LONGMEADOW – Two green spaces in Longmeadow, Bliss Park and Laurel Park, will soon be receiving a face lift with sustainability in mind.

The Conway School of Landscape Design in Northampton has contracted with the town and its students will spend their spring semester designing a sustainable landscape plan.

“They’re putting together a master plan, which will be for both parks,” Longmeadow Town Manager Lyn Simmons said. “We’re looking forward to working with the Conway School and seeing what they come up with.”

Project Manager Kristin Thomas told Reminder Publishing that the students will have 12 weeks to work on the project, from April 13 to the end of June. She said the first phase consists of a “very extensive analysis of the site.” The team will research the history of the land, its ecology and how the public uses the park.

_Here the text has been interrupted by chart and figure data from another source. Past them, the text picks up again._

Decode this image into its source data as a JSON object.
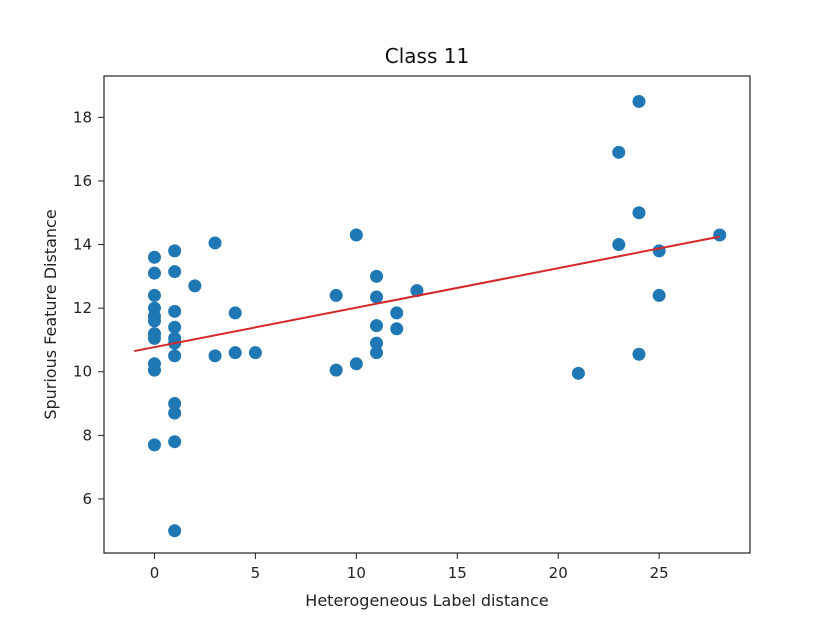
{
  "chart_data": {
    "type": "scatter",
    "title": "Class 11",
    "xlabel": "Heterogeneous Label distance",
    "ylabel": "Spurious Feature Distance",
    "xlim": [
      -2.5,
      29.5
    ],
    "ylim": [
      4.3,
      19.3
    ],
    "xticks": [
      0,
      5,
      10,
      15,
      20,
      25
    ],
    "yticks": [
      6,
      8,
      10,
      12,
      14,
      16,
      18
    ],
    "grid": false,
    "legend": "none",
    "point_color": "#1f77b4",
    "line_color": "#d62728",
    "points": [
      {
        "x": 0,
        "y": 13.6
      },
      {
        "x": 0,
        "y": 13.1
      },
      {
        "x": 0,
        "y": 12.4
      },
      {
        "x": 0,
        "y": 12.0
      },
      {
        "x": 0,
        "y": 11.75
      },
      {
        "x": 0,
        "y": 11.6
      },
      {
        "x": 0,
        "y": 11.2
      },
      {
        "x": 0,
        "y": 11.05
      },
      {
        "x": 0,
        "y": 10.25
      },
      {
        "x": 0,
        "y": 10.05
      },
      {
        "x": 0,
        "y": 7.7
      },
      {
        "x": 1,
        "y": 13.8
      },
      {
        "x": 1,
        "y": 13.15
      },
      {
        "x": 1,
        "y": 11.9
      },
      {
        "x": 1,
        "y": 11.4
      },
      {
        "x": 1,
        "y": 11.05
      },
      {
        "x": 1,
        "y": 10.9
      },
      {
        "x": 1,
        "y": 10.5
      },
      {
        "x": 1,
        "y": 9.0
      },
      {
        "x": 1,
        "y": 8.7
      },
      {
        "x": 1,
        "y": 7.8
      },
      {
        "x": 1,
        "y": 5.0
      },
      {
        "x": 2,
        "y": 12.7
      },
      {
        "x": 3,
        "y": 14.05
      },
      {
        "x": 3,
        "y": 10.5
      },
      {
        "x": 4,
        "y": 11.85
      },
      {
        "x": 4,
        "y": 10.6
      },
      {
        "x": 5,
        "y": 10.6
      },
      {
        "x": 9,
        "y": 12.4
      },
      {
        "x": 9,
        "y": 10.05
      },
      {
        "x": 10,
        "y": 14.3
      },
      {
        "x": 10,
        "y": 10.25
      },
      {
        "x": 11,
        "y": 13.0
      },
      {
        "x": 11,
        "y": 12.35
      },
      {
        "x": 11,
        "y": 11.45
      },
      {
        "x": 11,
        "y": 10.9
      },
      {
        "x": 11,
        "y": 10.6
      },
      {
        "x": 12,
        "y": 11.85
      },
      {
        "x": 12,
        "y": 11.35
      },
      {
        "x": 13,
        "y": 12.55
      },
      {
        "x": 21,
        "y": 9.95
      },
      {
        "x": 23,
        "y": 16.9
      },
      {
        "x": 23,
        "y": 14.0
      },
      {
        "x": 24,
        "y": 18.5
      },
      {
        "x": 24,
        "y": 15.0
      },
      {
        "x": 24,
        "y": 10.55
      },
      {
        "x": 25,
        "y": 13.8
      },
      {
        "x": 25,
        "y": 12.4
      },
      {
        "x": 28,
        "y": 14.3
      }
    ],
    "fit_line": {
      "x": [
        -1,
        28
      ],
      "y": [
        10.65,
        14.25
      ]
    }
  }
}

She said they will mainly focus on the “areas surrounding the waterway, the wildlife, the plant communities, what’s working and what’s not.”

After meeting with the community at a forum on April 28 at 7 p.m. at the Longmeadow Adult Center, the students will begin the second phase of the project, sketching preliminary designs that will address the park’s needs.

Those designs will be submitted to a panel of professionals, including an ecologist, landscape architect and a planner, as well as town officials.

Residents will have a chance to weigh in on the plans at a second forum, after which the students will incorporate all the feedback and put together a final design. The finished plan will be a collection of 15 to 30 pages of documents, mostly sketches. There will, however, be preliminary cost estimates and material recommendations.

The Conway School has experience with projects of this scope. It works with municipalities on about half of its projects, Thomas said. The projects done in the spring semester are 50 acres or larger, making them good candidates for town projects. Other organizations that the school works with include colleges, farms, parks, rail trails, non-profits, and residential and commercial properties.

The land the school is focussing on in Longmeadow has a long history.

“These parks were originally created as a watershed, beginning in 1895, for the Town of Longmeadow water supply,” said Fran Cress, a member of Longmeadow Citizens To Save Our Parks (LCSOP) who has worked to protect the land. Much of Cooley Brook, once collected in a manmade reservoir and stored in a water tower, is now invisible to residents, running underground and eventually emptying into the Connecticut River.

After LCSOP defeated a proposal to locate the new Longmeadow Adult Center on a portion of the site in 2016, the group was successful in establishing protection for the area under MGL ch. 97.

Cress reached out to the Conway School, which her daughter had previously attended, over a year ago, but Thomas said the project hit its stride in the last two or three months. The master plan from the school is funded by community preservation funds that were approved at the May 2019 town meeting.

Cress hopes that residents will come to the April forum to discuss the future of the parks and contribute their ideas.

“It is an opportunity for citizens to play a critical part in preserving our history and these parklands,” Cress said. “It is important for citizens to express their interests to planners so the plan reflects their input and helps us preserve this wonderful legacy for the enjoyment of all in the years to come.”